RGD Reference Report - Phosphodiesterase 4B (PDE4B) and cAMP-level regulation within different tissue fractions of rat hippocampal slices during long-term potentiation in vitro. - Rat Genome Database
Phosphodiesterase 4B (PDE4B) and cAMP-level regulation within different tissue fractions of rat hippocampal slices during long-term potentiation in vitro.
Authors:
Ahmed, T Frey, JU
Citation:
Ahmed T and Frey JU, Brain Res. 2005 Apr 18;1041(2):212-22.

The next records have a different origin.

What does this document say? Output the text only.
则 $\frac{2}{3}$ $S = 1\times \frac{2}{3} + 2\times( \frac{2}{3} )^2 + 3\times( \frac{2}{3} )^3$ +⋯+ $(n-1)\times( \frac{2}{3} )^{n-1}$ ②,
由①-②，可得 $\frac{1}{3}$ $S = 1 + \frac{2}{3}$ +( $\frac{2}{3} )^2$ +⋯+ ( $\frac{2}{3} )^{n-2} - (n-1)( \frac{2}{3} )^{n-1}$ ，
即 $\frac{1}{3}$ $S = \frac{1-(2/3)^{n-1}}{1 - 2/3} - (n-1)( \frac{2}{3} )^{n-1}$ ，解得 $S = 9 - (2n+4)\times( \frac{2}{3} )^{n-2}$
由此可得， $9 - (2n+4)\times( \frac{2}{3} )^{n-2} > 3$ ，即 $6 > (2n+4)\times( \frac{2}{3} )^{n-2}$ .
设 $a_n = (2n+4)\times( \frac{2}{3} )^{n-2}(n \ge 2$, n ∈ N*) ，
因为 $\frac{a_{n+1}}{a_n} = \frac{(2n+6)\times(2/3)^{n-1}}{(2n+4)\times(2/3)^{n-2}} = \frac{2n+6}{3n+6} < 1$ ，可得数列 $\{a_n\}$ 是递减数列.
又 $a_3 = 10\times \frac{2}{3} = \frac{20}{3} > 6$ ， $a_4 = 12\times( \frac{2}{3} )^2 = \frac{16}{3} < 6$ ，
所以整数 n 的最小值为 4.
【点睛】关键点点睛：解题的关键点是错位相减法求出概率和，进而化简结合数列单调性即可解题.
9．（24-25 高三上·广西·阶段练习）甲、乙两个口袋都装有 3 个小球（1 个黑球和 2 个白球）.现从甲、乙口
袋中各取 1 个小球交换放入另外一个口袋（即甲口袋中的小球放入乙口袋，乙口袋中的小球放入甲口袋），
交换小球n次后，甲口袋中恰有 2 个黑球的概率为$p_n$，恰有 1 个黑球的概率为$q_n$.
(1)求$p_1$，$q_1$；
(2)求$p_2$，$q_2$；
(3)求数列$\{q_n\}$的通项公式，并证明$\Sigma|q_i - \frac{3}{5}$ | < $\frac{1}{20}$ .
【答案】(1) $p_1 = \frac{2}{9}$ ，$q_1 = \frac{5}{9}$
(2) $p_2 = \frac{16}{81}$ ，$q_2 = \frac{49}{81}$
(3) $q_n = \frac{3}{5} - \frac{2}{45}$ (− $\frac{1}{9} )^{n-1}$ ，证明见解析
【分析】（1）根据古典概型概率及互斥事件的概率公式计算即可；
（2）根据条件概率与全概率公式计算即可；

Molecular events associated with mnemonic processes and neuronal plasticity are postulated to result in functional changes in synaptic structure. One possible site is the post-synaptic density, where activity-dependent changes modulate signal transduction cascades. In this report, we detail spatial-temporal changes for phosphodiesterase 4B (PDE4B) proteins and their substrate cAMP within three neuronal fractions during early and late long-term potentiation (LTP). The cAMP-dependent protein kinase A cascade--which can be regulated by distinct PDE4B activity--is required for mnemonic processes as well as mechanisms of neuronal plasticity, such as those during the maintenance or late-LTP. Fluorescence in situ hybridization studies (FISH) identified no translocation of PDE4B3 from the soma after late-LTP induction indicating a subtle, local control of PDE4B activity. Protein changes were detected within the PSD-enriched fraction. From these results, we conclude that either the changes in PDE4B are due to modulation of pre-existing mRNA, or that the protein is specifically translocated to activated synaptic structures. Furthermore, we report late changes in cAMP levels in the somato-dendritic fraction and discuss this result with the increased PDE4B1/3 doublet in the PSD-enriched fraction.